Le Courant démocrate s'attaque à la corruption dans le secteur énergétique en portant plainte devant la justice

“Malheureusement, en politique, Youssef Chahed a prouvé aujourd’hui être encore un adolescent” a affirmé Ghazi Chaouachi

Le Courant démocrate a tenu, mercredi, une conférence de presse, pendant laquelle le secrétaire général du parti, Ghazi Chaouachi est revenu sur les dossiers de corruption au sein du secteur énergétique en Tunisie.

Le secrétaire d’État aux mines, limogé, en prend pour son grade... 
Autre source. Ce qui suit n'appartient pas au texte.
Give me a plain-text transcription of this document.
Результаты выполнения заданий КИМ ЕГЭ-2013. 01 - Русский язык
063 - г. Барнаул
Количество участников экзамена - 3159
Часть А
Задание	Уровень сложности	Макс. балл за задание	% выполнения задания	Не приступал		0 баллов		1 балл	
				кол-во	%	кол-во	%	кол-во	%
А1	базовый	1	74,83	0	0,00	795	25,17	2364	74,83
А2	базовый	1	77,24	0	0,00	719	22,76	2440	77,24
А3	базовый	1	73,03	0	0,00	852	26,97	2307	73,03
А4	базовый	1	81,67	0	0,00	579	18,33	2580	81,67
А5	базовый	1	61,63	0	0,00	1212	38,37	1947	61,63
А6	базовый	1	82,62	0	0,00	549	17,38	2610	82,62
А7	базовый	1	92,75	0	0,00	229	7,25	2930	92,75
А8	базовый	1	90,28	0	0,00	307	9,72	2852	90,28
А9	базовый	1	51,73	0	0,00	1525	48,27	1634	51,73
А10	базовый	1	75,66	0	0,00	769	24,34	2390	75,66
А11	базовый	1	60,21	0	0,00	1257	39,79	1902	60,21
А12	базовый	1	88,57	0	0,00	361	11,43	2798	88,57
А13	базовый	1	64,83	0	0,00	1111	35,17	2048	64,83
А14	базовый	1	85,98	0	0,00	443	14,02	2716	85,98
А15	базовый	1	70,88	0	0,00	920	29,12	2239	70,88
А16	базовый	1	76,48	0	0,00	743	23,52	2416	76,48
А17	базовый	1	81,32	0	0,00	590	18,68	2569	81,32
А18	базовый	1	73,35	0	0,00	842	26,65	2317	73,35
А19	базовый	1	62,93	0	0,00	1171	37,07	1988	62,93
Faisant de la lutte contre la corruption son cheval de bataille, “le parti à soutenu Youssef Chahed dans sa lutte contre la corruption, malgré certains doutes sur ses intentions et malgré que nous soyons dans l’opposition” a débuté Ghazi Chaouachi avant d’enchainer: “Malheureusement, nous nous sommes vite aperçus que la guerre contre la corruption n’était autre qu’un règlement de compte politique. C’était une tentative de redorer l’image de Youssef Chahed et son gouvernement et de cacher la réelle situation économique et sociale que traverse le pays”.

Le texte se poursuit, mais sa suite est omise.